Looks good! Analyze it!


#31


#32

The question now is… what do you think? Are these anomalies valuable? They will only get better over time.


#33

I think this is feasible, and it makes sense…I would definitely go on and try to implement it. I can aggregate the data on whatever level since I have access to the database containing each event

I would just like to know the most effective way to do it :slight_smile:


#34

Well, if the only way you can do it is by processing all 1400 potential streams at the same time, you are going to need do to some serious engineering work to scale up to that level.


#35

What are my options? I suspect there are options a, b, c and such…

I am not running away from the task…so I would try whatever


#36

Well we have some open source code in https://github.com/numenta/numenta-apps for scaling, but I’m not sure it would apply to your situation or not. It’s caching method is to serialize models to / from disk between data calls because it expects data calls to come infrequently (less than 15m interval). At this interval, a really simple thing is to just save the models between data compute cycles. That frees up memory at the expense of disk space (quite a bit of disk space).

There is an “htm engine” in the code linked above that does this swapping type of caching. But honestly I would start from scratch and write something that makes sense for your infrastructure.


#37

Will definitely try it out.

Thanks for the n-th time, sir


#38

Watch this, even though the sample app doesn’t work anymore (I don’t think ):


#39

Hi guys, it’s me again…i aggregated my data at a 15 min interval and plugged it in HTM studio, but I have some questions…

How is it possible that this big big hole in the middle is not seen as an anomaly?

Furthermore…

The algorithm here recognized that sudden rise in level of this signal is anomalous, but how come it missed to detect this very obious drop marked yellow?

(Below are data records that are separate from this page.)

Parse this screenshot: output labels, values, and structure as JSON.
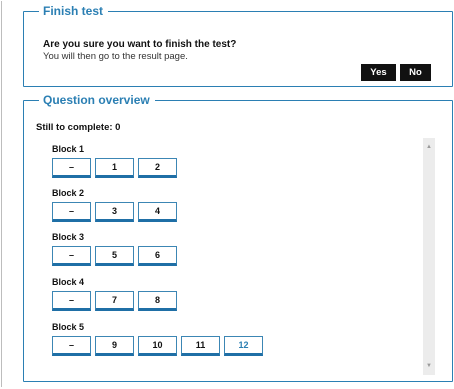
{
  "finish": {
    "title": "Finish test",
    "question": "Are you sure you want to finish the test?",
    "subtext": "You will then go to the result page.",
    "yes_label": "Yes",
    "no_label": "No"
  },
  "overview": {
    "title": "Question overview",
    "still_to_complete": "Still to complete: 0",
    "blocks": [
      {
        "label": "Block 1",
        "items": [
          "–",
          "1",
          "2"
        ]
      },
      {
        "label": "Block 2",
        "items": [
          "–",
          "3",
          "4"
        ]
      },
      {
        "label": "Block 3",
        "items": [
          "–",
          "5",
          "6"
        ]
      },
      {
        "label": "Block 4",
        "items": [
          "–",
          "7",
          "8"
        ]
      },
      {
        "label": "Block 5",
        "items": [
          "–",
          "9",
          "10",
          "11",
          "12"
        ]
      }
    ],
    "active_item": "12"
  },
  "colors": {
    "accent": "#2b7fb3",
    "button_dark": "#111111"
  },
  "icons": {
    "scroll_up": "scroll-up-arrow-icon",
    "scroll_down": "scroll-down-arrow-icon"
  }
}
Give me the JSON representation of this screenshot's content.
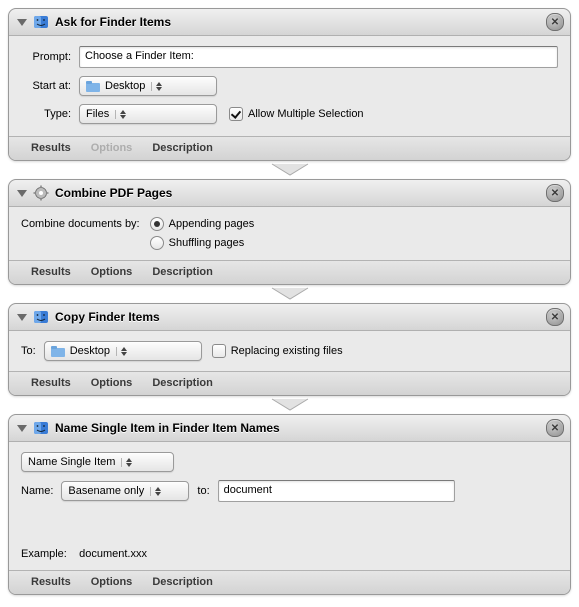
{
  "panels": {
    "ask": {
      "title": "Ask for Finder Items",
      "promptLabel": "Prompt:",
      "promptValue": "Choose a Finder Item:",
      "startAtLabel": "Start at:",
      "startAtValue": "Desktop",
      "typeLabel": "Type:",
      "typeValue": "Files",
      "allowMultiple": "Allow Multiple Selection",
      "tabs": {
        "results": "Results",
        "options": "Options",
        "description": "Description"
      }
    },
    "combine": {
      "title": "Combine PDF Pages",
      "byLabel": "Combine documents by:",
      "opt1": "Appending pages",
      "opt2": "Shuffling pages",
      "tabs": {
        "results": "Results",
        "options": "Options",
        "description": "Description"
      }
    },
    "copy": {
      "title": "Copy Finder Items",
      "toLabel": "To:",
      "toValue": "Desktop",
      "replace": "Replacing existing files",
      "tabs": {
        "results": "Results",
        "options": "Options",
        "description": "Description"
      }
    },
    "name": {
      "title": "Name Single Item in Finder Item Names",
      "modeValue": "Name Single Item",
      "nameLabel": "Name:",
      "partValue": "Basename only",
      "toLabel": "to:",
      "toValue": "document",
      "exampleLabel": "Example:",
      "exampleValue": "document.xxx",
      "tabs": {
        "results": "Results",
        "options": "Options",
        "description": "Description"
      }
    }
  }
}
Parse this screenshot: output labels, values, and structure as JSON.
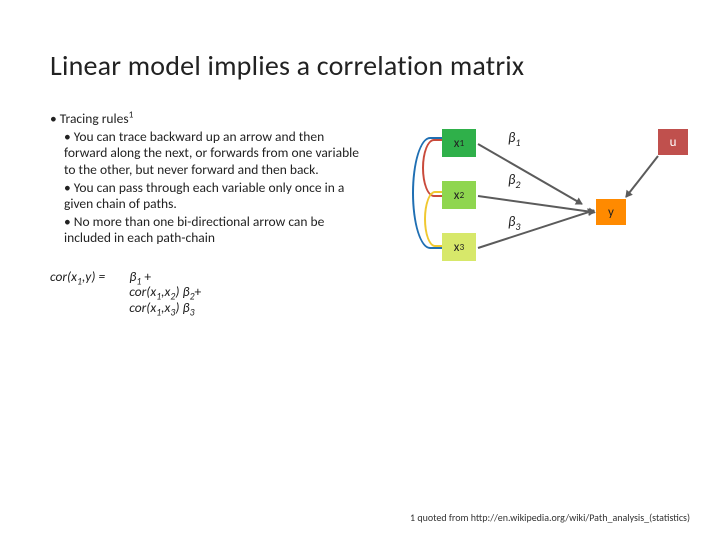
{
  "title": "Linear model implies a correlation matrix",
  "bullets": {
    "heading": "Tracing rules",
    "heading_sup": "1",
    "items": [
      "You can trace backward up an arrow and then forward along the next, or forwards from one variable to the other, but never forward and then back.",
      "You can pass through each variable only once in a given chain of paths.",
      "No more than one bi-directional arrow can be included in each path-chain"
    ]
  },
  "equation": {
    "lhs_pre": "cor(x",
    "lhs_sub1": "1",
    "lhs_mid": ",y) =",
    "line1_beta": "β",
    "line1_sub": "1",
    "line1_tail": " +",
    "line2_pre": "cor(x",
    "line2_s1": "1",
    "line2_mid": ",x",
    "line2_s2": "2",
    "line2_post": ") β",
    "line2_bsub": "2",
    "line2_tail": "+",
    "line3_pre": "cor(x",
    "line3_s1": "1",
    "line3_mid": ",x",
    "line3_s2": "3",
    "line3_post": ") β",
    "line3_bsub": "3"
  },
  "nodes": {
    "x1": "x",
    "x1_sub": "1",
    "x2": "x",
    "x2_sub": "2",
    "x3": "x",
    "x3_sub": "3",
    "y": "y",
    "u": "u"
  },
  "betas": {
    "b1": "β",
    "b1_sub": "1",
    "b2": "β",
    "b2_sub": "2",
    "b3": "β",
    "b3_sub": "3"
  },
  "footnote": "1 quoted from http://en.wikipedia.org/wiki/Path_analysis_(statistics)"
}
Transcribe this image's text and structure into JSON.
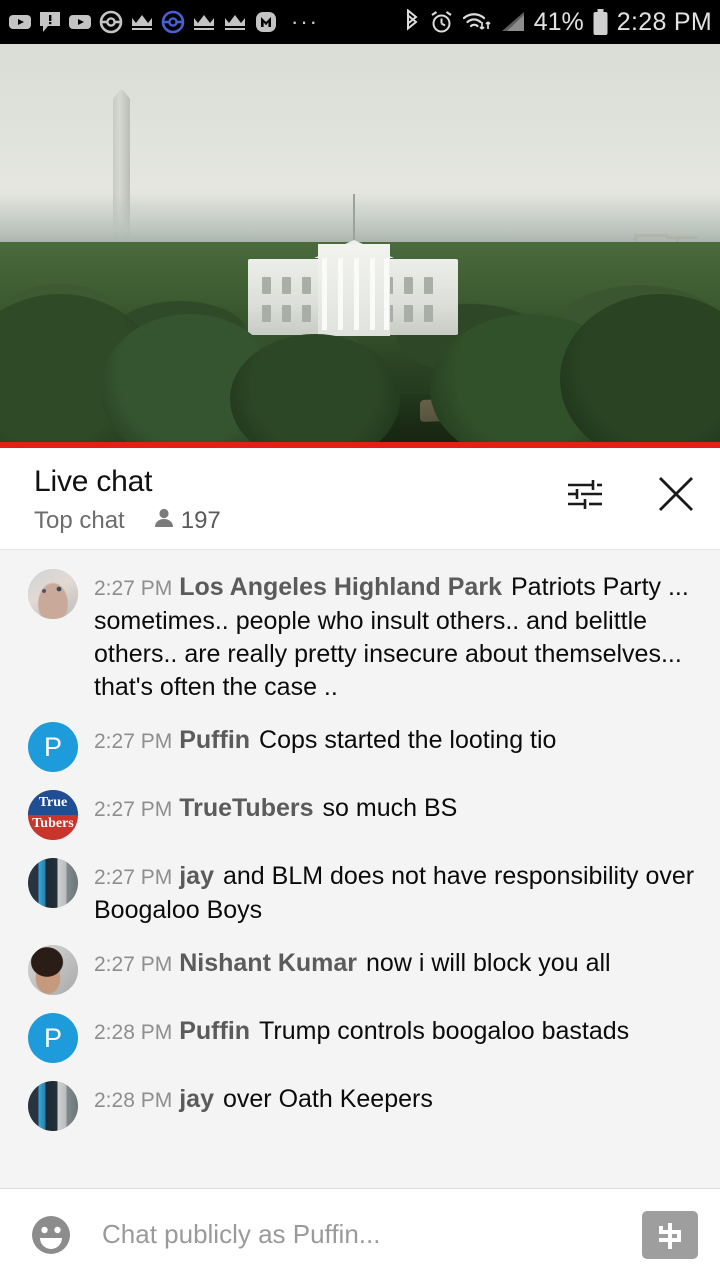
{
  "status_bar": {
    "icons": [
      {
        "name": "youtube-icon",
        "glyph": "youtube"
      },
      {
        "name": "message-alert-icon",
        "glyph": "msg-alert"
      },
      {
        "name": "youtube-music-icon",
        "glyph": "youtube"
      },
      {
        "name": "pokeball-icon",
        "glyph": "pokeball"
      },
      {
        "name": "crown-icon",
        "glyph": "crown"
      },
      {
        "name": "pokeball-blue-icon",
        "glyph": "pokeball-blue"
      },
      {
        "name": "crown-icon-2",
        "glyph": "crown"
      },
      {
        "name": "crown-icon-3",
        "glyph": "crown"
      },
      {
        "name": "m-app-icon",
        "glyph": "m-badge"
      }
    ],
    "overflow": "···",
    "bluetooth_icon": "bluetooth-icon",
    "alarm_icon": "alarm-icon",
    "wifi_icon": "wifi-icon",
    "signal_icon": "cellular-signal-icon",
    "battery_percent": "41%",
    "battery_icon": "battery-icon",
    "time": "2:28 PM"
  },
  "video": {
    "name": "live-video-player",
    "scene_description": "White House and Washington Monument live stream",
    "progress_percent": 100,
    "progress_color": "#e81e10"
  },
  "chat_header": {
    "title": "Live chat",
    "mode": "Top chat",
    "viewer_icon": "person-icon",
    "viewer_count": "197",
    "settings_icon": "chat-settings-icon",
    "close_icon": "close-icon"
  },
  "messages": [
    {
      "avatar_type": "cat",
      "avatar_label": "",
      "time": "2:27 PM",
      "author": "Los Angeles Highland Park",
      "text": "Patriots Party ... sometimes.. people who insult others.. and belittle others.. are really pretty insecure about themselves... that's often the case .."
    },
    {
      "avatar_type": "letter",
      "avatar_label": "P",
      "time": "2:27 PM",
      "author": "Puffin",
      "text": "Cops started the looting tio"
    },
    {
      "avatar_type": "truetubers",
      "avatar_label": "",
      "avatar_text_top": "True",
      "avatar_text_bottom": "Tubers",
      "time": "2:27 PM",
      "author": "TrueTubers",
      "text": "so much BS"
    },
    {
      "avatar_type": "jay",
      "avatar_label": "",
      "time": "2:27 PM",
      "author": "jay",
      "text": "and BLM does not have responsibility over Boogaloo Boys"
    },
    {
      "avatar_type": "nishant",
      "avatar_label": "",
      "time": "2:27 PM",
      "author": "Nishant Kumar",
      "text": "now i will block you all"
    },
    {
      "avatar_type": "letter",
      "avatar_label": "P",
      "time": "2:28 PM",
      "author": "Puffin",
      "text": "Trump controls boogaloo bastads"
    },
    {
      "avatar_type": "jay",
      "avatar_label": "",
      "time": "2:28 PM",
      "author": "jay",
      "text": "over Oath Keepers"
    }
  ],
  "input_bar": {
    "emoji_icon": "emoji-smiley-icon",
    "placeholder": "Chat publicly as Puffin...",
    "value": "",
    "superchat_icon": "super-chat-dollar-icon"
  },
  "colors": {
    "accent_red": "#e81e10",
    "chat_bg": "#f4f4f4",
    "avatar_blue": "#1e9bda",
    "status_bar_bg": "#000000"
  }
}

Couple of more confusing results below

Here algorithm missed the huge spike and a small one

and big dips here


#40

Real gaps in data are a problem. You have to make a decision about how to deal with them. Should you jump ahead in time and break the interval? Or use 0 or a flatline value for the duration? Or just use the last seen value for the duration? I think we usually choose to use the last seen value, which basically means “no new information”.

I’m honestly not sure what HTM Studio does with missing data like this.

Probably because it saw it before:

In the rest of your examples, I’m not sure why it is not picking up on the obvious spikes, but you can pretty easily add thresholds to find the outliers.

And for your last example, I would only say that it has seen similar levels of activity like it sees within those dips. I think it is honestly not surprising enough to cause an anomaly. Again, this threshold is something you can change if you build a solution with NuPIC. I think HTM Studio uses an anomaly likelihood threshold of 0.99999, but another threshold might be better with your data. Try 4 9s instead for a lower threshold.


#41

Hi Matt,

thanks again for the feedback. I know it may sound a bit dumb, but where exactly in code do I change this threshold? Sorry if it’s too trivial…just learning at this point.

Is it this bit of code?

def _filterLikelihoods(likelihoods,
                       **_redThreshold=0.99999_**, yellowThreshold=0.999):
  """
  Filter the list of raw (pre-filtered) likelihoods so that we only preserve
  sharp increases in likelihood. 'likelihoods' can be a numpy array of floats or
  a list of floats.

  :returns: A new list of floats likelihoods containing the filtered values.
  """
  redThreshold    = 1.0 - redThreshold
  yellowThreshold = 1.0 - yellowThreshold